By the time I was growing up the mountain had taken on a different persona. The pool was closed and a small park was put in its place, named after my grandfather (http://www.mlpghra.org/mcduffie-park/). The store closed down and the same sense of community faded. As a young child I conjured stories in my mind out of the fears of my parents. My neighbor had (still has) a 9ft tall wooden fence around his property and several disabled old vehicles. His pack of rottweilers would come screaming to the fence when anyone walked by. I was honestly afraid to travel to the end of my trail for fear of being consumed by Cerberus.

The mountain has a main (mostly paved) road and branching dirt trails where everyone lives. As long as I lived there I hardly went on the other trails being afraid of the "bad kids" who hung around late at night drinking. My fears of the woods were based not on fantasy or animals but on the evil that men do in the dark.

Occasionally the boy scout troop I was a part of would take a trip on some of the hiking trails on top of the mountain but I never ventured on them by myself. It wasn't until my last year in high school that I would take a trip to the topmost road on the mountain and follow a dirt service road to the communication towers on top. The view is of beautiful New England rolling hills and the distant Catskill mountain range.

On my trip home for the holidays I decided to take a run up the same route and maybe explore some of the hiking trails that cross by the communication towers. I started off traveling to the base of the mountain where I would catch the school bus when I was young. On the first day of me having to bring myself down to the bus stop in the morning as a child I was so nervous that I called my mom crying and threw up all over the kitchen floor. My run down went much better than that.

The salt on the road was so thick I could taste it in the breeze from passing cars. I tagged the stone pillars and started up the same path I lugged school books up many years prior. The houses and forbidden trails slipped by benignly. Before I knew it I was up the last trail, up the service road, and taking in views. 20 minutes had realigned perceptions of where I had grown up. It could have been any other small climb in any of the other places I've run this year. It felt more impersonal without the intimacy of my childhood fear. Familiarity with myself changed the influence of the outside world.

My eyes followed the "ridge line" to an exposed outcropping of rocks, my feet followed. A short jaunt later I was chipping quartz out of the large conglomerate rocks that made up the feature. Without much fanfare I returned.

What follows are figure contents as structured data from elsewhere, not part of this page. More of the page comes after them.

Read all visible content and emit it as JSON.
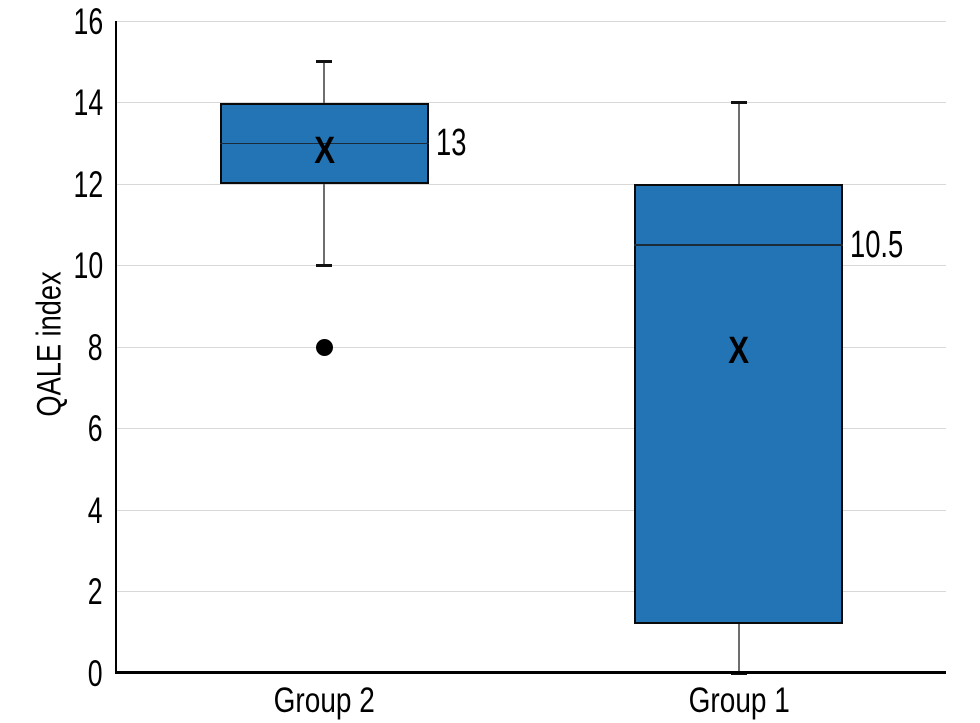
{
  "chart_data": {
    "type": "boxplot",
    "title": "",
    "ylabel": "QALE index",
    "xlabel": "",
    "ylim": [
      0,
      16
    ],
    "yticks": [
      0,
      2,
      4,
      6,
      8,
      10,
      12,
      14,
      16
    ],
    "grid": true,
    "legend": false,
    "categories": [
      "Group 2",
      "Group 1"
    ],
    "series": [
      {
        "name": "Group 2",
        "min": 10,
        "q1": 12,
        "median": 13,
        "q3": 14,
        "max": 15,
        "mean": 12.8,
        "outliers": [
          8
        ],
        "median_label": "13"
      },
      {
        "name": "Group 1",
        "min": 0,
        "q1": 1.2,
        "median": 10.5,
        "q3": 12,
        "max": 14,
        "mean": 7.9,
        "outliers": [],
        "median_label": "10.5"
      }
    ],
    "mean_marker_glyph": "X",
    "colors": {
      "box_fill": "#2274B5",
      "box_border": "#0A0A0A",
      "median_line": "#1C2B3A",
      "whisker": "#6E6E6E",
      "whisker_cap": "#111111",
      "outlier": "#000000",
      "gridline": "#D8D8D8",
      "axis": "#000000",
      "text": "#000000",
      "background": "#FFFFFF"
    }
  }
}
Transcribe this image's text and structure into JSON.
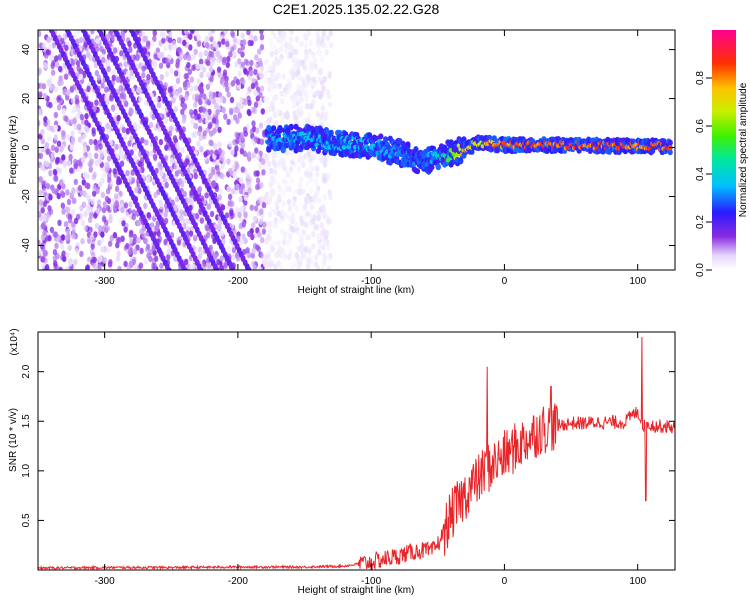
{
  "title": "C2E1.2025.135.02.22.G28",
  "chart_data": [
    {
      "type": "heatmap",
      "xlabel": "Height of straight line (km)",
      "ylabel": "Frequency (Hz)",
      "xlim": [
        -350,
        128
      ],
      "ylim": [
        -50,
        48
      ],
      "xticks": [
        -300,
        -200,
        -100,
        0,
        100
      ],
      "yticks": [
        -40,
        -20,
        0,
        20,
        40
      ],
      "colorbar": {
        "label": "Normalized spectral amplitude",
        "range": [
          0,
          1
        ],
        "ticks": [
          "0.0",
          "0.2",
          "0.4",
          "0.6",
          "0.8"
        ],
        "tick_values": [
          0,
          0.2,
          0.4,
          0.6,
          0.8
        ]
      },
      "features": [
        {
          "name": "diffuse_noise",
          "x_range": [
            -350,
            -130
          ],
          "y_range": [
            -50,
            48
          ],
          "amplitude": 0.12
        },
        {
          "name": "signal_track",
          "x": [
            -178,
            -150,
            -125,
            -100,
            -80,
            -60,
            -45,
            -30,
            -20,
            0,
            50,
            100,
            125
          ],
          "y": [
            3,
            4,
            2,
            1,
            -2,
            -6,
            -3,
            -1,
            2,
            1,
            1,
            0.5,
            0.5
          ],
          "amplitude": [
            0.35,
            0.4,
            0.4,
            0.4,
            0.35,
            0.3,
            0.5,
            0.8,
            0.75,
            0.9,
            0.9,
            0.9,
            0.9
          ]
        }
      ]
    },
    {
      "type": "line",
      "xlabel": "Height of straight line (km)",
      "ylabel": "SNR (10 * v/v)",
      "y_multiplier": "(x10⁴)",
      "xlim": [
        -350,
        128
      ],
      "ylim": [
        0,
        24000
      ],
      "xticks": [
        -300,
        -200,
        -100,
        0,
        100
      ],
      "yticks": [
        5000,
        10000,
        15000,
        20000
      ],
      "ytick_labels": [
        "0.5",
        "1.0",
        "1.5",
        "2.0"
      ],
      "series": [
        {
          "color": "#e8262a",
          "x": [
            -350,
            -300,
            -250,
            -200,
            -150,
            -120,
            -100,
            -90,
            -80,
            -70,
            -60,
            -55,
            -50,
            -45,
            -40,
            -35,
            -30,
            -25,
            -20,
            -15,
            -10,
            -5,
            0,
            5,
            10,
            15,
            20,
            25,
            30,
            35,
            40,
            45,
            50,
            60,
            70,
            80,
            90,
            95,
            100,
            103,
            105,
            108,
            110,
            115,
            120,
            128
          ],
          "y": [
            200,
            250,
            250,
            300,
            300,
            400,
            800,
            1100,
            1400,
            1800,
            2000,
            1800,
            2600,
            4000,
            5500,
            6500,
            7500,
            8500,
            9000,
            10000,
            10500,
            11000,
            11500,
            12000,
            12500,
            13000,
            13500,
            14000,
            14300,
            14500,
            14500,
            14700,
            14800,
            14800,
            14900,
            14900,
            14900,
            15500,
            16000,
            15000,
            14500,
            14800,
            14600,
            14500,
            14500,
            14400
          ],
          "spikes": [
            {
              "x": -13,
              "y": 20500
            },
            {
              "x": 35,
              "y": 18500
            },
            {
              "x": 103,
              "y": 23500
            },
            {
              "x": 106,
              "y": 7000
            }
          ]
        }
      ]
    }
  ]
}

The trail I was on turned out to be part of the NY-NJ Long Path (http://www.nynjtc.org/region/long-path). Checking into it, seems like it would be a fun long journey some day on really hard trails. The path was overly marked in this section and much less gnarly than the blue hills or fells. Though, 95 miles of the path winds through the Catskills which sounds like it would take a couple of days. I wish I had spent more time in the woods when I was young, seeing how great the trail system was right in my own backyard.

I am much more confident in my ability to travel distances in the woods on foot, which reduces my fear of dying in the woods. There is so much to learn about mountaineering and wilderness survival and avalanche safety and a host of other things that will continue to reduce that fear. I certainly don't live on the edge but I feel undeservingly brazen at my current level of knowledge because my feet and will can carry me far.

That tiny bit of restraint is still there. Even on the well marked and well traveled trail I started on at the top of the mountain I felt as if I was breaking a thin sheet of safety in those first few steps of the unknown. The trail closes in behind you and and envelopes you in its lack of civility. The intersection of my childhood worries, my confidence and the safety of modern life was at the start of the trail.